Viola Davis to star in The Woman King

The Woman King (15A, 135 minutes)

Based on true events, Gina Prince-Blythewood’s historical drama is set in 1820s West Africa and depicts an existential battle between rival tribes Dahomey and Oyo. At its center are the Agojie, a fearsome class of female warriors in the service of Dahomey’s king Ghezo (John Boyega) and led by General Nanisca (Viola Davis), a legendary warrior. The Oyos now threatened central Dahomey and were enthusiastically supplying the Portuguese slaves with goods.

Ghezo was more casual on the issue of slavery, and Nanisca hoped to convince him to switch to farming. But first, she has a fight to win, and a group of rookies to train, among them Nawi (Soo Mbedu), a rebellious orphan.

Above all, Queen It’s an action movie, and a good one at that point: Lashana Lynch does a great job as Izogie, a devious Agojie veteran, and Boyega excels as the cunning and cunning king. Davis is brilliant as the eloquently heartbroken Nanisca, but the film is distracted by the connection between slavery and tribal hatred. Very interesting.

Rating: Three stars


Christian Bale, Margot Robbie and John David Washington in Amsterdam

Amsterdam (15A, 134 minutes)

In Amsterdam, David O Russell brought his synthetic crosstalk shtick to endure a strange real-life scandal. Christian Bale and John David Washington play Burt and Harold, Great War teammates struggling to make their mark in 1930s Manhattan. Burt is a doctor who specializes in helping disfigured veterans, Harold is a selfless lawyer.

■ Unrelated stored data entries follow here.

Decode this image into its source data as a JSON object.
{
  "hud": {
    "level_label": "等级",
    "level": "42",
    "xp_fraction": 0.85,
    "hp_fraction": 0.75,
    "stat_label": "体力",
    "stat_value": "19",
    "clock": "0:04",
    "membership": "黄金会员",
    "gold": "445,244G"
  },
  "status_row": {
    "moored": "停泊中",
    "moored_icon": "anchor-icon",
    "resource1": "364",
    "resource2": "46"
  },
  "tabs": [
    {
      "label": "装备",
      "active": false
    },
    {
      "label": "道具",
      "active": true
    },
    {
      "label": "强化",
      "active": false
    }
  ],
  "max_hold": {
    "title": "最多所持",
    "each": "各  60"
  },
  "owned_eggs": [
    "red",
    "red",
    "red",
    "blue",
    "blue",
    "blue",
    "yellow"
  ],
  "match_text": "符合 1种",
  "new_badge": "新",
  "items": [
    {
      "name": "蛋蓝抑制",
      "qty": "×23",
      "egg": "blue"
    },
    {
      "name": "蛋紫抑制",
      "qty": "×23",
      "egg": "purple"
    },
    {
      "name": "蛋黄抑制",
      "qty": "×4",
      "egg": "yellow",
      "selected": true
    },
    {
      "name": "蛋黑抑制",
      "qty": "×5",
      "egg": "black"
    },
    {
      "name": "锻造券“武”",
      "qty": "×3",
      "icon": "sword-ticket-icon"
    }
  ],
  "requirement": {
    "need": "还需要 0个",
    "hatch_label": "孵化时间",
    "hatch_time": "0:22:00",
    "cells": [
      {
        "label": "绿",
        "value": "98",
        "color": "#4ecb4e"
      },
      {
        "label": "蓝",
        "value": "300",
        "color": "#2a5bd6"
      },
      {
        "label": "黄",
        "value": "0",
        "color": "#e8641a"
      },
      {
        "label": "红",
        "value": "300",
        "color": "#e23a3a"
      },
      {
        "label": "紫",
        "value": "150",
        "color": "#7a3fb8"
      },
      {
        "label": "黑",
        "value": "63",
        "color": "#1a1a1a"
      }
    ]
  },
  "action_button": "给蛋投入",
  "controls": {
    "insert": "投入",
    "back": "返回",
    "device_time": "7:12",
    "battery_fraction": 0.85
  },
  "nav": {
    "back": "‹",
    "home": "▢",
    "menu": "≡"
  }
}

Meant too labyrinthine to imprison us, friends uncover a right-wing plot to remove Franklin D Roosevelt from the White House and replace him with a dictator.

Margot Robbie is Valerie, an artist and esthetician whom Harold falls in love with, and Rami Malek plays her rich and elusive brother. In the positive confusion of wealth, AmsterdamThe supporting cast includes Robert De Niro, Michael Shannon, Mike Myers, Taylor Swift, Chris Rock, Zoe Saldana and Andrea Riseborough. It all comes and goes with tongues in cheeks in a movie that seems to yearn for a screwball by Preston Sturges.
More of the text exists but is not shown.